Heidelberg: Auf einmal hat die Kultur keinen eigenen Bürgermeister mehr
Von Timo Teufert
Heidelberg. Heidelberg ist bekannt für seine kulturelle Vielfalt. Festivals wie der Heidelberger Frühling sorgen für ein bundesweites Renommee. Doch dieser Ruf ist jetzt in Gefahr: Denn in der Kulturstadt Heidelberg soll es - geht es nach den Plänen von Oberbürgermeister Eckart Würzner und den Fraktionen von Grünen, CDU und SPD - keinen Kulturbürgermeister mehr geben.
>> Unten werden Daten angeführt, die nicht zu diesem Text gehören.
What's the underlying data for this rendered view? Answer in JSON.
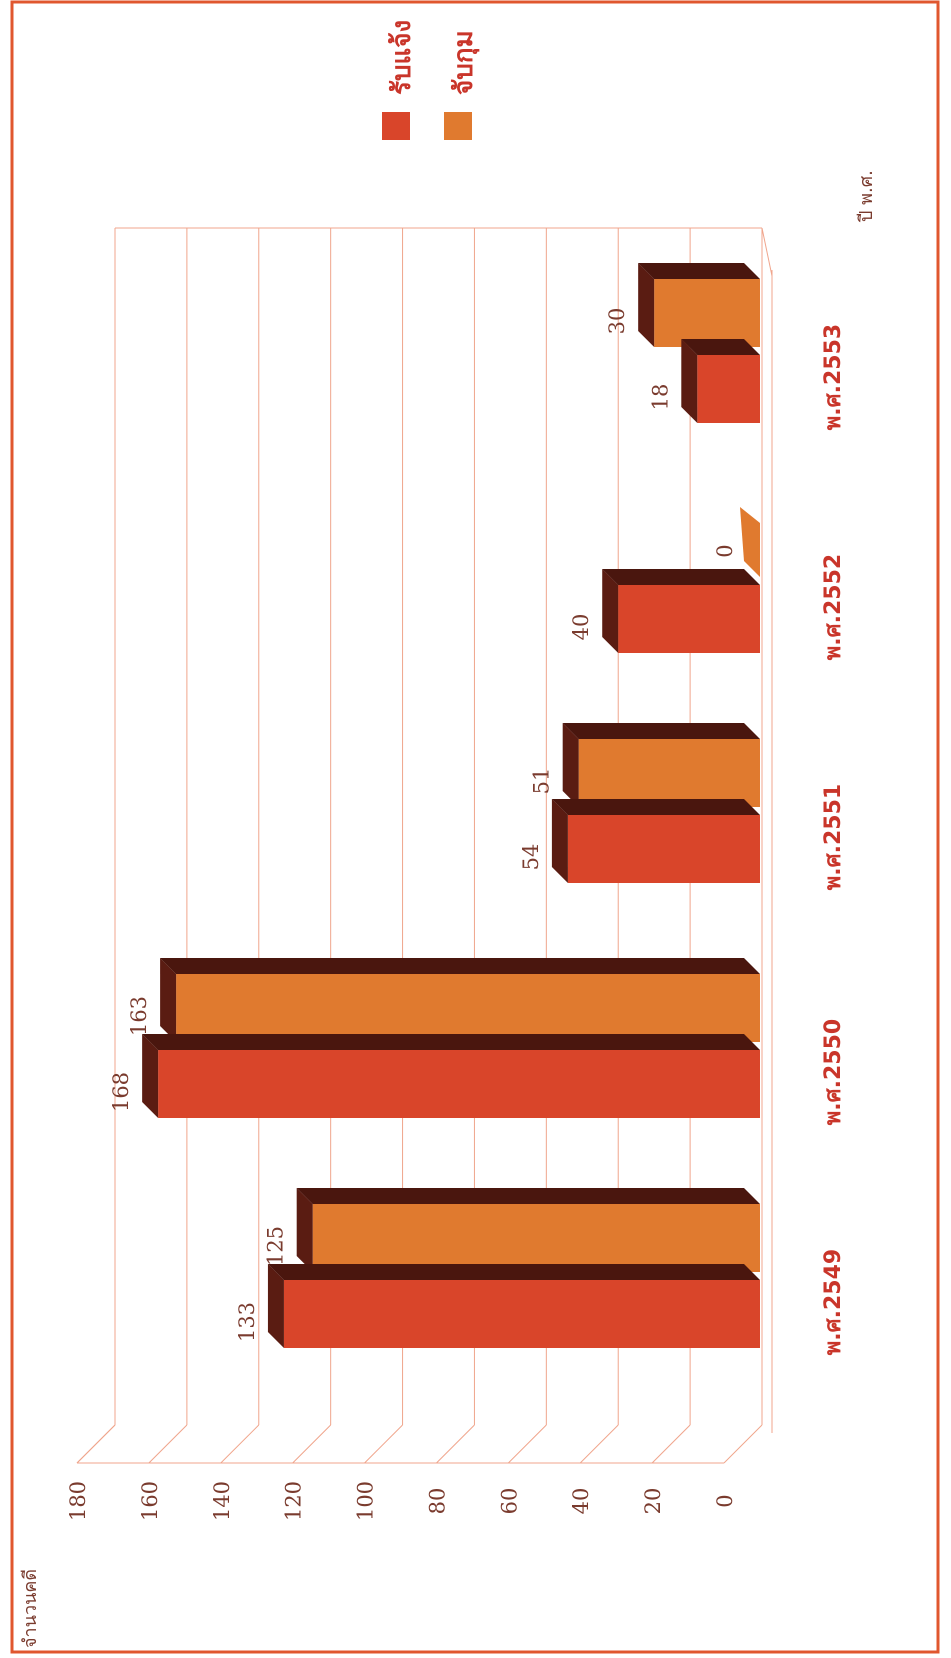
{
  "chart_data": {
    "type": "bar",
    "orientation": "rotated 90° (page landscape, values run upward)",
    "categories": [
      "พ.ศ.2549",
      "พ.ศ.2550",
      "พ.ศ.2551",
      "พ.ศ.2552",
      "พ.ศ.2553"
    ],
    "series": [
      {
        "name": "รับแจ้ง",
        "values": [
          133,
          168,
          54,
          40,
          18
        ]
      },
      {
        "name": "จับกุม",
        "values": [
          125,
          163,
          51,
          0,
          30
        ]
      }
    ],
    "ylabel": "จำนวนคดี",
    "xlabel": "ปี พ.ศ.",
    "ylim": [
      0,
      180
    ],
    "yticks": [
      0,
      20,
      40,
      60,
      80,
      100,
      120,
      140,
      160,
      180
    ],
    "grid": true,
    "legend": "top-right",
    "colors": {
      "series1": "#d9452a",
      "series2": "#e07a2f",
      "top": "#5a1c12",
      "border": "#e0572f",
      "grid": "#f0a58c"
    }
  }
}
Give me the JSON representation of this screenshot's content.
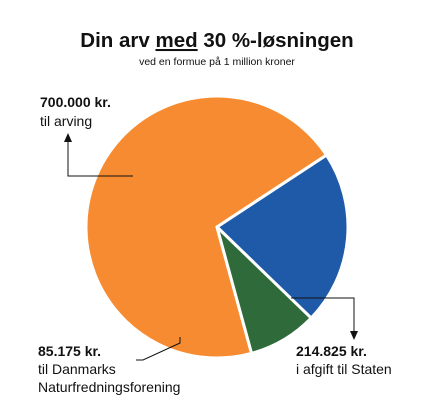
{
  "chart_data": {
    "type": "pie",
    "title": "Din arv med 30 %-løsningen",
    "title_parts": [
      "Din arv ",
      "med",
      " 30 %-løsningen"
    ],
    "subtitle": "ved en formue på 1 million kroner",
    "slices": [
      {
        "value": 700000,
        "amount_label": "700.000 kr.",
        "desc_lines": [
          "til arving"
        ],
        "color": "#F78B31"
      },
      {
        "value": 214825,
        "amount_label": "214.825 kr.",
        "desc_lines": [
          "i afgift til Staten"
        ],
        "color": "#1E5AA8"
      },
      {
        "value": 85175,
        "amount_label": "85.175 kr.",
        "desc_lines": [
          "til Danmarks",
          "Naturfredningsforening"
        ],
        "color": "#2F6A3A"
      }
    ]
  }
}
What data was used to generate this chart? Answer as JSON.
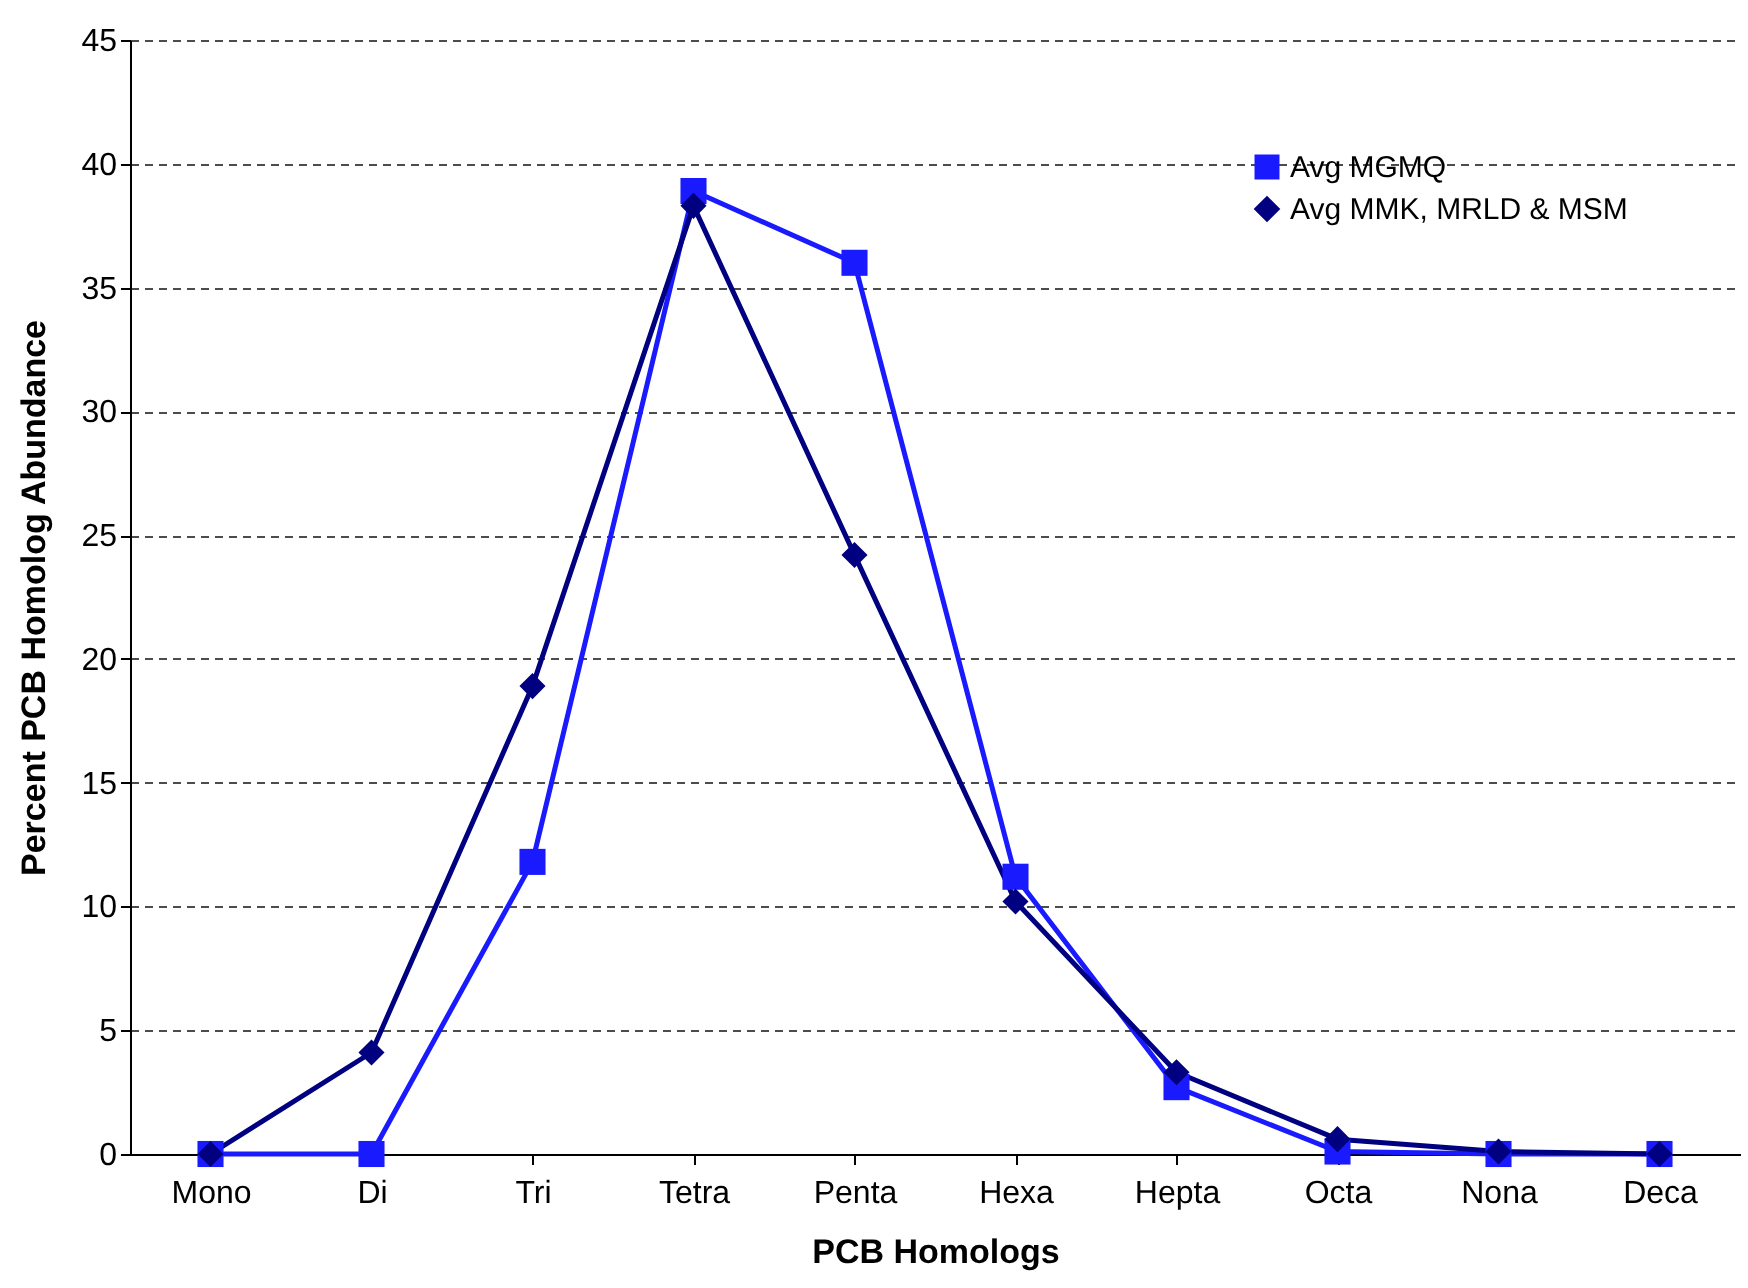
{
  "chart_data": {
    "type": "line",
    "xlabel": "PCB Homologs",
    "ylabel": "Percent PCB Homolog Abundance",
    "categories": [
      "Mono",
      "Di",
      "Tri",
      "Tetra",
      "Penta",
      "Hexa",
      "Hepta",
      "Octa",
      "Nona",
      "Deca"
    ],
    "series": [
      {
        "name": "Avg MGMQ",
        "color": "#1a1aff",
        "marker": "square",
        "values": [
          0,
          0,
          11.8,
          38.9,
          36,
          11.2,
          2.7,
          0.1,
          0,
          0
        ]
      },
      {
        "name": "Avg MMK, MRLD & MSM",
        "color": "#000080",
        "marker": "diamond",
        "values": [
          0,
          4.1,
          18.9,
          38.3,
          24.2,
          10.2,
          3.3,
          0.6,
          0.1,
          0
        ]
      }
    ],
    "ylim": [
      0,
      45
    ],
    "yticks": [
      0,
      5,
      10,
      15,
      20,
      25,
      30,
      35,
      40,
      45
    ],
    "grid": "y",
    "legend": "top right",
    "line_style": "solid"
  }
}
Mit dem neuen Dezernatszuschnitt, den Würzner zusammen mit den Fraktionsvorsitzenden Derek Cofie-Nunoo (Grüne), Jan Gradel (CDU) und Anke Schuster (SPD) am Dienstag vorstellte, wird das Kulturamt, das die Kulturpolitik in der Stadt verantwortet und für Fördermittel zuständig ist, künftig einem anderen Bürgermeister unterstellt sein als die anderen großen städtischen Kultureinrichtungen wie das Theater, das Kurpfälzische Museum, die Stadtbücherei oder die Musik- und Singschule. Damit wäre Heidelberg die einzige kreisfreie Stadt in Baden-Württemberg, die keinen Kulturbürgermeister hat.
Um das neue Dezernat "Klimaschutz, Umwelt und Mobilität" auszustatten, für das die Grünen das Vorschlagsrecht bekommen sollen, musste der grüne Bürgermeister Wolfgang Erichson das Amt für Umweltschutz, das Landschafts- und Forstamt sowie die Abfallwirtschaft und Stadtreinigung an seinen zukünftigen Kollegen abgeben, der das Amt zum 1. Oktober 2020 antreten soll.
Im Gegenzug soll Erichsons Dezernat dafür das Amt für Digitales - das bisher dem OB unterstellt war -, das Kinder- und Jugendamt und das Kulturamt zugeschlagen bekommen. Sowohl das Kinder- und Jugendamt als auch das Kulturamt waren bisher Bürgermeister Joachim Gerner (SPD) zugeordnet, der die Verantwortung für die großen kulturellen Einrichtungen wie das Kurpfälzische Museum, die Musik- und Singschule und die Stadtbücherei behalten soll.
Mit dem Dezernatswechsel wird damit der Kunst- und Jugendbereich zerschlagen. Und dadurch taucht die Kultur weder bei Gerner (Dezernat für Soziales und Bildung) noch bei Erichson (Jugend, Digitalisierung und kreative Stadt) in der Amtsbezeichnung auf - einen Kulturbürgermeister gibt es damit nicht mehr.
Kritik ist vor allem aus dem Umfeld der städtischen Kultureinrichtungen zu hören. Dort bezeichnet man die Vorgehensweise - die Amtsleiter wurden an der Entscheidung nicht beteiligt und von der Verwaltungsspitze nur lapidar per E-Mail über die neue Struktur informiert - als skandalös, vertrete die Kultur doch Werte, deren Vermittlung heute wichtiger denn je sei. Deshalb sei es absolut unerträglich, dass dieses Zeichen gerade von der neuen starken Kraft im Gemeinderat - die Grünen haben 16 von 48 Sitzen - ausgehe. Sie hatten seit der Wahl beim Oberbürgermeister immer wieder auf einen zusätzlichen Dezernenten gedrängt.
Zumal die "Einigung" zwischen Grünen, OB und den Fraktionen von CDU und SPD, die das Vorschlagsrecht für jeweils einen Bürgermeister haben, über den neuen Dezernatszuschnitt deutlich weniger einvernehmlich gewesen sein soll, als die Beteiligten am Dienstagnachmittag bei einer Pressekonferenz erklärten. Vielmehr hätten die Grünen und der OB diktiert, welche Ämter welchem Bürgermeister zugeordnet werden sollen. Es sei nicht auf Augenhöhe diskutiert worden.
Denn ursprünglich sollte das Kulturamt im Ressort von Gerner verbleiben. Diskussionen soll es nur darüber gegeben haben, ob die Grünen das Kinder- und Jugendamt oder das Amt für Schule und Bildung für Erichsons Dezernat beanspruchen. Ein Herauslösen des Kulturamts aus Gerners Ressort sei zu diesem Zeitpunkt kein Thema gewesen.